Sammy's bitter musings – spoilers for 'no rest for the wicked' - slight implied wincest. I don't own =(

You see it in his eyes. His emeraldjadegrassgreen eyes. Terror. Unadulterated and limitless. And you lie to yourself. You tell yourself that it's fear for you. For what will happen to his baby boy when he's gone. You force feed yourself sugar coated poison, so bittersweet that it chokes you, but you force it down. Because it's telling you that it's not your fault (but it is). That it was his own decision, his own sacrifice (but what choice did he have?). That you couldn't have done anything to stop it (but you'd tried, God help you, you'd tried). But try as you might, it takes a real expert to believe the lies your own mind tells you. So you think about the truth instead. How everyone believes that the Winchesters are in love. Not just brotherly or platonic or even sexual. It's a 'you're more myself than I am' love. It's an 'I need you like I need air to breathe' love. It's an 'I'd do anything for you' love. 'I'd even die for you'. You cringe as you think those words too loudly in your mind. Almost as if he might hear them over the deafening silence and the snarling in his head. You shy away from those words because, despite what everyone thinks, they are not a proclamation of an everlastingneverdying love. No. Because they are selfish. The bond that you share, as brothers, as lovers, as best friends, as partners in crime, as soulmates, as colleagues, as hunters – it's all that, and it's so much more. And knowing what you know is terrible. You know that he did this – he sacrificed himself – but not for you. That would've been bad enough. But no. he did it out of pure and absolute selfishness. Because he couldn't live without you. So he did the most selfish thing he could've done. He'd sentenced you to an eternity without him. You almost want to hate him for that. Screw that, you do hate him for that. Because now you have to live; you have to let him die; he has to die knowing that you loved him more. Your love was the purest, most altruistic love there ever was. What you never told him was that when you'd threatened the crossroads demon, she'd offered you a deal. Your soul in exchange for his. But you could never be that selfish.
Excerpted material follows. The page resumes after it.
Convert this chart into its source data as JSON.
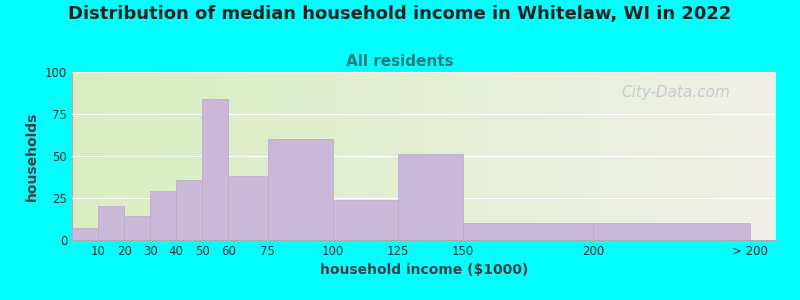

You see it in his eyes. His emeraldjadegrassgreen eyes. Terror. Unadulterated and limitless. And you know that it's not fear for how his baby boy will cope alone. No. It's a selfish fear. A fear for his own life. A fear of the Hell hounds at the door. A fear of what unimaginable tortures will await him in Hell. So you watch, face impassive, as those hounds of Hell rip him to shreds. And, sure, you cry. Oh Hell, you cry an ocean for him. But you can't comprehend how he could've been so selfish. And you can't stop yourself from thinking: maybe he deserved to go to Hell.